SINGAPORE (AFP) - The eye-watering cost of owning a car in space-starved Singapore means the city state is the world's most expensive place to live, for the fifth year in a row, a survey said Thursday (March 15).
The Asian financial hub - where owning a no-frills sedan can set you back US$76,000 - beat global capitals to the dubious title, despite stiff competition from resurgent European cities.
Pricey perennials Tokyo and New York did not even make the top 10 in the annual list by the Economist Intelligence Unit (EIU), beaten out by Paris, Zurich (joint second) Hong Kong (fourth) and Oslo (fifth).
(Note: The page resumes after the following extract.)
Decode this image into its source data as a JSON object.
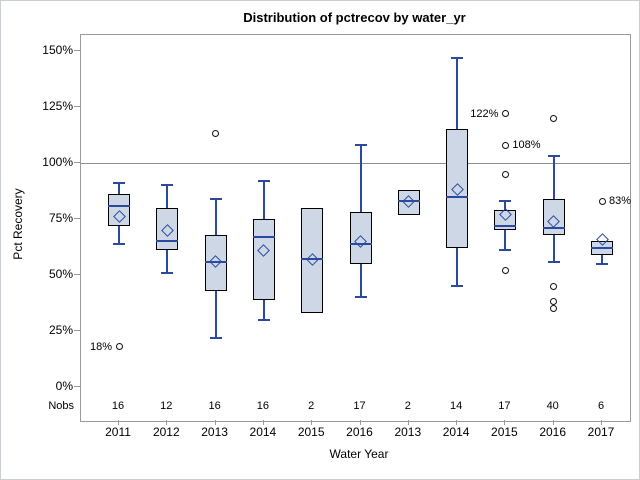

Seoul and Geneva shared sixth place, while Copenhagen, Tel Aviv and Sydney rounded out the rankings.
The EIU's Worldwide Cost of Living Survey is designed to help human resource and finance managers calculate cost-of-living allowances and build compensation packages for expatriates and business travellers, and does not reflect the cost of living of Singaporean households.
Despite some perks to domestic life in Singapore - home help is cheap - the city "remains the most expensive place in the world to buy and run a car", EIU said.
Singapore has avoided Asia's massive traffic jams by controlling vehicle ownership through a quota system under which a buyer must pay for a Certificate of Entitlement - currently nearly S$40,000 - on top of the vehicle's actual price.
That means a basic sedan comes with a S$100,000 price tag.
Asian cities tend to be most expensive for grocery shopping, while Europe comes out tops in household, personal care, recreation and entertainment, the survey said.
Currency fluctuations remain a major cause for the changes in the rankings, with the weaker US dollar keeping American cities out of the top 10.
War-wracked Damascus, the troubled Venezuelan capital Caracas, Lagos in Nigeria and the Pakistani city of Karachi are among the world's cheapest cities, the survey showed.
"Put simply, cheaper cities also tend to be less liveable," it said.